How to proceed now? Please have a look.
While your idea of using the "sum of the degrees is twice the edges" formula is a good one, you need to be a bit more careful with how you add things up. Let's work through an example with the below graph
Here there's five lines, which I'll denote by $\ell_{12}, \ell_{14},$ and so on. The sum of the degrees is \begin{eqnarray*} & & \deg(\ell_{12})+\deg(\ell_{14})+\deg(\ell_{23})+\deg(\ell_{24})+\deg(\ell_{34}) \\ &=& (d_1+d_2-2)+(d_1+d_4-2)+(d_2+d_3-2)+(d_2+d_4-2)+(d_3+d_4-2) \\ &=& 2d_1 + 3d_2 + 2 d_3 + 3d_4 - 10 \end{eqnarray*}
One key thing to notice here is that we're adding up not just $(d_1+d_2-2)$, $(d_2+d_3-2)$, etc. Instead, we're adding up the degrees for every single edge in the graph. This means that some vertex degrees are being added many times. In fact, for any vertex $v_i$, we're including its degree as part of the sum of $d_i$ different edges. In the above example, vertex $2$ had degree $3$, so when we added up all the edge degrees we included $d_2$ a total of $3$ times. More generally, when we add up the edge degrees, we're including $d_i$ (the degree of vertex $i$) a total of $d_i$ different times.
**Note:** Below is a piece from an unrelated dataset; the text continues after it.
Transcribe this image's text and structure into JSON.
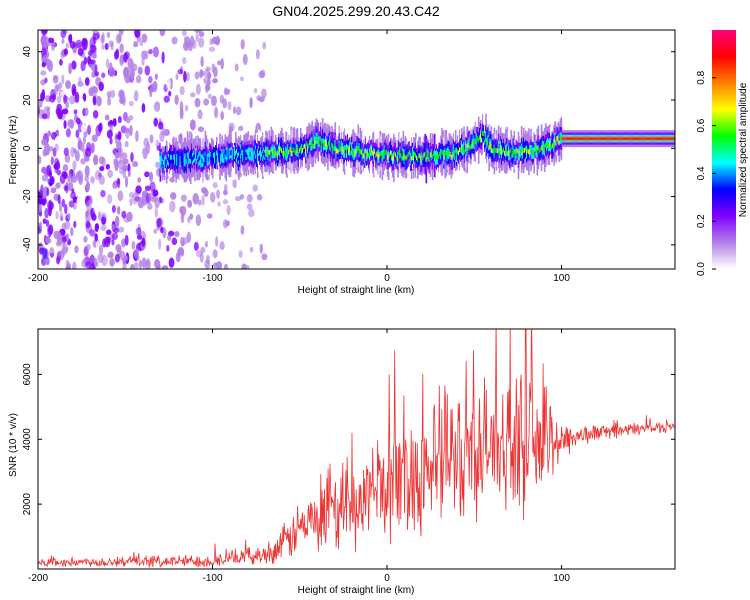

So the analogue of "$2d_1+3d_2+2d_3+3d_4$" is $$d_1(d_1)+d_2 (d_2) +d_3 (d_3) +\dots+d_v (d_v) = d_1^2+d_2^2+\dots+d_v^2.$$
The $-10$ part corresponds to subtracting off a $2$ for each edge in the graph. So more generally we'd be subtracting off $2|E|$. This means that we have
\begin{eqnarray*} 2 (\# \textrm{ edges in } E(G)) &=& \sum_{(i,j) \in E(G)} \deg(\ell_{ij}) \\ &=& \sum_{i=1}^v d_i^2 - 2|E| \\ &=& \sum_{i=1}^v d_i^2 - d_i \end{eqnarray*} Where for the last step I used that the number of edges was half the sum of the vertex degrees.